Datum: 04. Dezember 2025

Kulturhauptstadt – Meier: Demokratie wächst dort, wo Menschen erleben, dass ihre Stimme zählt

Redebeitrag der Abgeordneten Katja Meier (BÜNDNISGRÜNE) zum Antrag der Fraktion BÜNDNISGRÜNE: „Nachhaltige Wirkung der Kulturhauptstadt Europas 2025 für Chemnitz, die Kulturregion und Sachsen sicherstellen“ Drs 8/4698

23. Sitzung des 8. Sächsischen Landtags, Donnerstag, 04.12.2025, TOP 6

– Es gilt das gesprochene Wort –

Sehr geehrter Herr Präsident,
werte Kolleginnen und Kollegen,

als Chemnitz 2020 den Zuschlag zur Kulturhauptstadt Europas bekam, war das kein Zufall – es war ein europäisches Versprechen. Denn Chemnitz hat in seiner Bewerbung nicht beschönigt, sondern offen in den Mittelpunkt gestellt, wie die Stadt 2018 plötzlich auf den Titelseiten der New York Times und des Guardian stand – als Sinnbild gesellschaftlicher Spaltung.

Das Bidbook sagt klar: Die Kulturhauptstadt soll Antworten geben auf das, „was die stille Mitte verloren hat – Selbstwirksamkeit, Vertrauen, Verbundenheit.“

Und genau daran hat Chemnitz 2025 gearbeitet. Wir haben die Erfahrungen dieses Jahres gemeinsam mit Macherinnen, Machern, Vereinen und Initiativen sehr intensiv ausgewertet.

Dabei wurde besonders deutlich, wie zivilgesellschaftliche Akteur:innen, die sich seit Langem für ein demokratisches Miteinander in Chemnitz und den umliegenden Landkreisen einsetzen, die Chance genutzt haben, Kultur- und Demokratiearbeit enger miteinander zu verknüpfen.

Aus dieser Verbindung sind

  • neue Zugänge für bisher schwer erreichbare Zielgruppen entstanden,
  • ebenso Räume, in denen Menschen sich erstmals eingeladen fühlten, mitzuwirken, und Verbindungen, die es vorher nicht gab.

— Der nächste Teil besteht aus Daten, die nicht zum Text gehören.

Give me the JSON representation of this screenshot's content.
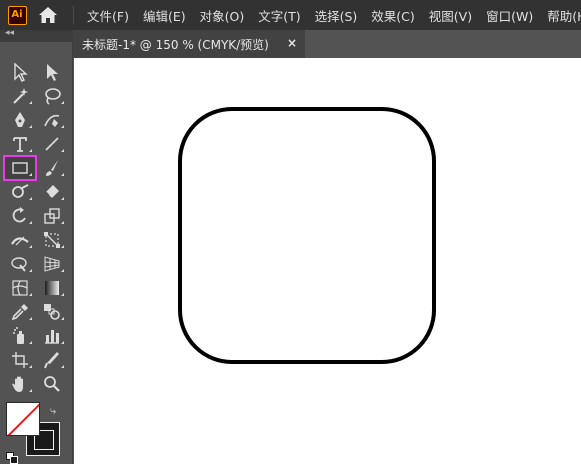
{
  "app": {
    "logo_text": "Ai",
    "logo_color": "#ff9a00",
    "menu": [
      "文件(F)",
      "编辑(E)",
      "对象(O)",
      "文字(T)",
      "选择(S)",
      "效果(C)",
      "视图(V)",
      "窗口(W)",
      "帮助(H)"
    ]
  },
  "toolbar": {
    "collapse_glyph": "◂◂",
    "tools": [
      [
        "selection-tool-icon",
        "direct-selection-tool-icon"
      ],
      [
        "magic-wand-tool-icon",
        "lasso-tool-icon"
      ],
      [
        "pen-tool-icon",
        "curvature-tool-icon"
      ],
      [
        "type-tool-icon",
        "line-segment-tool-icon"
      ],
      [
        "rectangle-tool-icon",
        "paintbrush-tool-icon"
      ],
      [
        "shaper-tool-icon",
        "eraser-tool-icon"
      ],
      [
        "rotate-tool-icon",
        "scale-tool-icon"
      ],
      [
        "width-tool-icon",
        "free-transform-tool-icon"
      ],
      [
        "shape-builder-tool-icon",
        "perspective-grid-tool-icon"
      ],
      [
        "mesh-tool-icon",
        "gradient-tool-icon"
      ],
      [
        "eyedropper-tool-icon",
        "blend-tool-icon"
      ],
      [
        "symbol-sprayer-tool-icon",
        "column-graph-tool-icon"
      ],
      [
        "artboard-tool-icon",
        "slice-tool-icon"
      ],
      [
        "hand-tool-icon",
        "zoom-tool-icon"
      ]
    ],
    "selected_tool": "rectangle-tool-icon",
    "selected_outline_color": "#e53ce5",
    "fill_color": "#ffffff",
    "fill_none_slash_color": "#e02020",
    "stroke_color": "#000000"
  },
  "document": {
    "tab_title": "未标题-1* @ 150 % (CMYK/预览)",
    "close_glyph": "×"
  },
  "canvas": {
    "background": "#ffffff",
    "shape": "rounded-rectangle",
    "stroke_color": "#000000",
    "fill": "none"
  }
}
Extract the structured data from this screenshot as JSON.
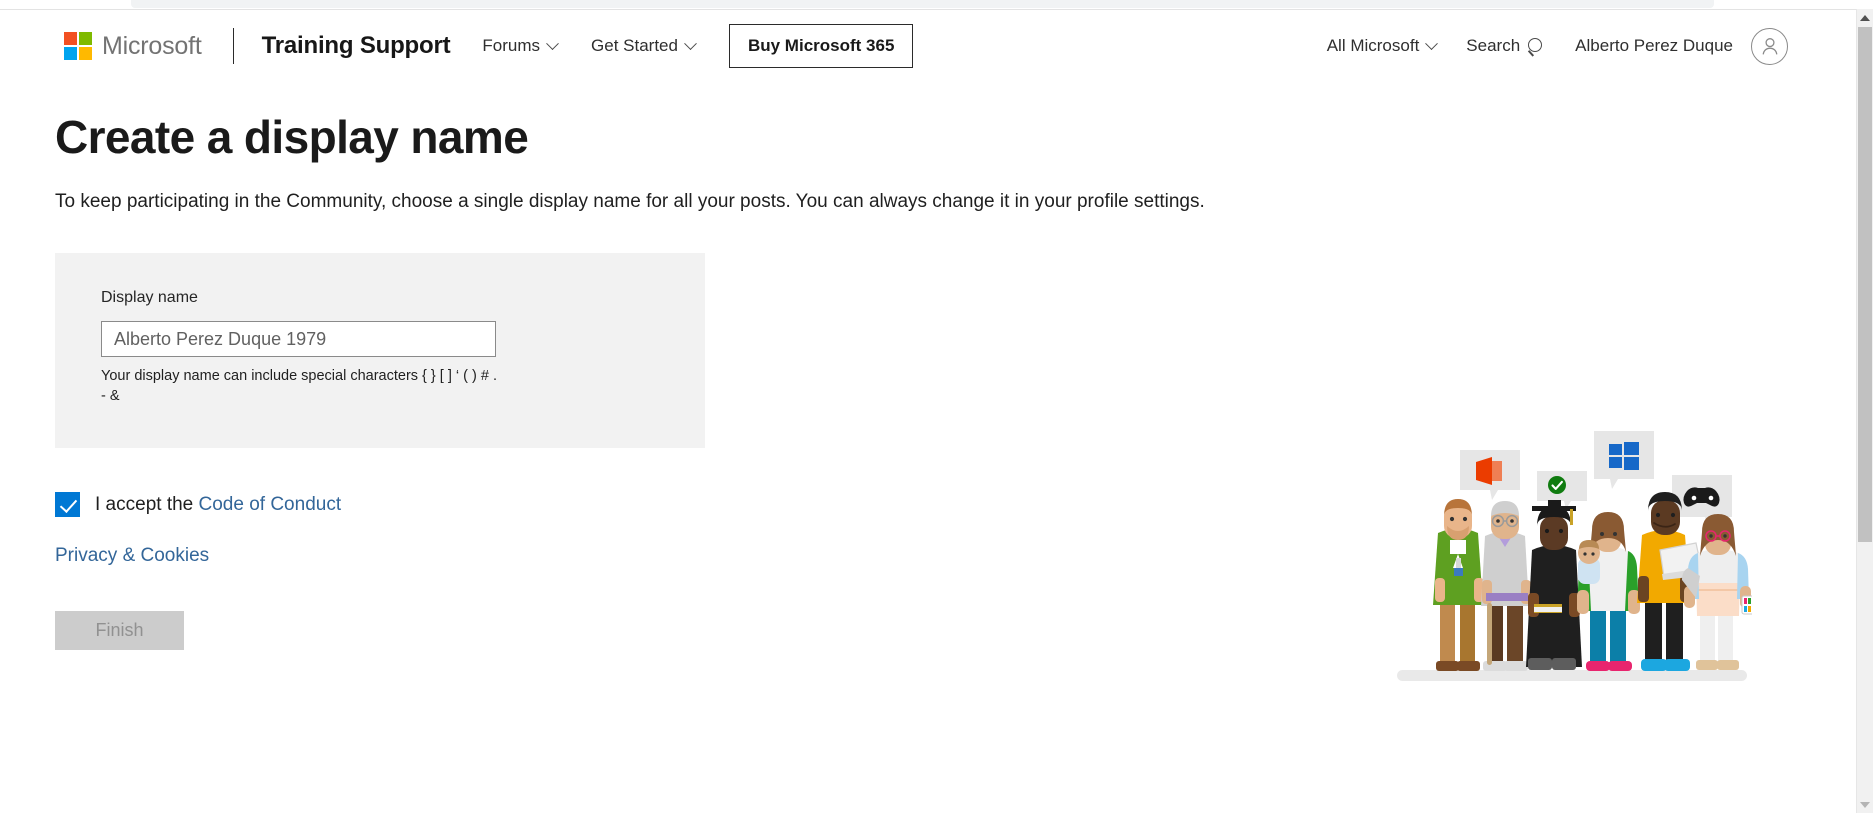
{
  "browser": {
    "scrollbar": {
      "up_arrow_icon": "triangle-up-icon",
      "down_arrow_icon": "triangle-down-icon"
    }
  },
  "header": {
    "logo": {
      "icon": "microsoft-logo-icon",
      "wordmark": "Microsoft",
      "colors": {
        "red": "#F25022",
        "green": "#7FBA00",
        "blue": "#00A4EF",
        "yellow": "#FFB900"
      }
    },
    "site_name": "Training Support",
    "nav": [
      {
        "label": "Forums",
        "has_chevron": true,
        "icon": "chevron-down-icon"
      },
      {
        "label": "Get Started",
        "has_chevron": true,
        "icon": "chevron-down-icon"
      }
    ],
    "buy_button": "Buy Microsoft 365",
    "all_microsoft": {
      "label": "All Microsoft",
      "icon": "chevron-down-icon"
    },
    "search": {
      "label": "Search",
      "icon": "search-icon"
    },
    "account": {
      "name": "Alberto Perez Duque",
      "icon": "user-avatar-icon"
    }
  },
  "main": {
    "title": "Create a display name",
    "subtitle": "To keep participating in the Community, choose a single display name for all your posts. You can always change it in your profile settings.",
    "form": {
      "field_label": "Display name",
      "field_value": "Alberto Perez Duque 1979",
      "field_placeholder": "Display name",
      "help_text": "Your display name can include special characters { } [ ] ‘ ( ) # . - &"
    },
    "accept": {
      "prefix": "I accept the",
      "link_label": "Code of Conduct",
      "checked": true,
      "checkbox_color": "#0078D4"
    },
    "privacy_link": "Privacy & Cookies",
    "finish_button": {
      "label": "Finish",
      "disabled": true
    }
  },
  "illustration": {
    "name": "community-people-illustration",
    "bubbles": [
      {
        "icon": "office-logo-icon",
        "color": "#EB3C00"
      },
      {
        "icon": "green-check-icon",
        "color": "#107C10"
      },
      {
        "icon": "windows-logo-icon",
        "color": "#0078D4"
      },
      {
        "icon": "xbox-controller-icon",
        "color": "#1A1A1A"
      }
    ],
    "people_count": 6
  }
}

Das ist nicht nur Kultur. Das ist Demokratiearbeit im besten Sinne – niedrigschwellig, kreativ, stärkend. Es ist das, was Chemnitz der Jury versprochen hat und es größtenteils eingelöst hat.

Deshalb ist die entscheidende Frage jetzt: Was passiert nach 2025?

Denn wir wissen alle: Demokratie wächst dort, wo Menschen erleben, dass ihre Stimme zählt. Und sie schrumpft dort, wo solche Räume wieder geschlossen werden. Der Legacy-Prozess muss genau das verhindern.

Nicht nur: Was bleibt? Sondern: Wie bleibt es? Und vor allem: Wer bleibt beteiligt?

In der Stellungnahme der Staatsregierung begrüße ich ausdrücklich die Ankündigung, im Haushalt 2027/28 Mittel für den Legacy-Prozess einzustellen.

Das ist wichtig und ein gutes Signal. Aber es fehlt ein entscheidender Punkt: Es gibt bisher keine Aussage dazu, wie Beteiligung im Legacy-Prozess gesichert und gestaltet werden soll.

Dabei wissen wir:

  • Beteiligung braucht Räume.
  • Beteiligung braucht Strukturen.
  • Beteiligung braucht Kompetenzen.

Und ja – Beteiligung braucht dafür auch verlässliche finanzielle Mittel. Ohne Beteiligung würden die neuen Formen demokratischer Teilhabe wieder verloren gehen. Und ohne Ressourcen kann Beteiligung nicht professionell, offen und verlässlich organisiert werden. Beides gehört zusammen und beides erwarten die Menschen, die 2025 getragen haben.

Darum ist unser Antrag klar: Wir brauchen einen Legacy-Prozess, 

  • der transparent ist,
  • der zivilgesellschaftliche Akteur:innen einbezieht,
  • der die Erfahrungen der letzten Jahre nicht ignoriert,
  • sondern zur Grundlage der nächsten Jahre macht.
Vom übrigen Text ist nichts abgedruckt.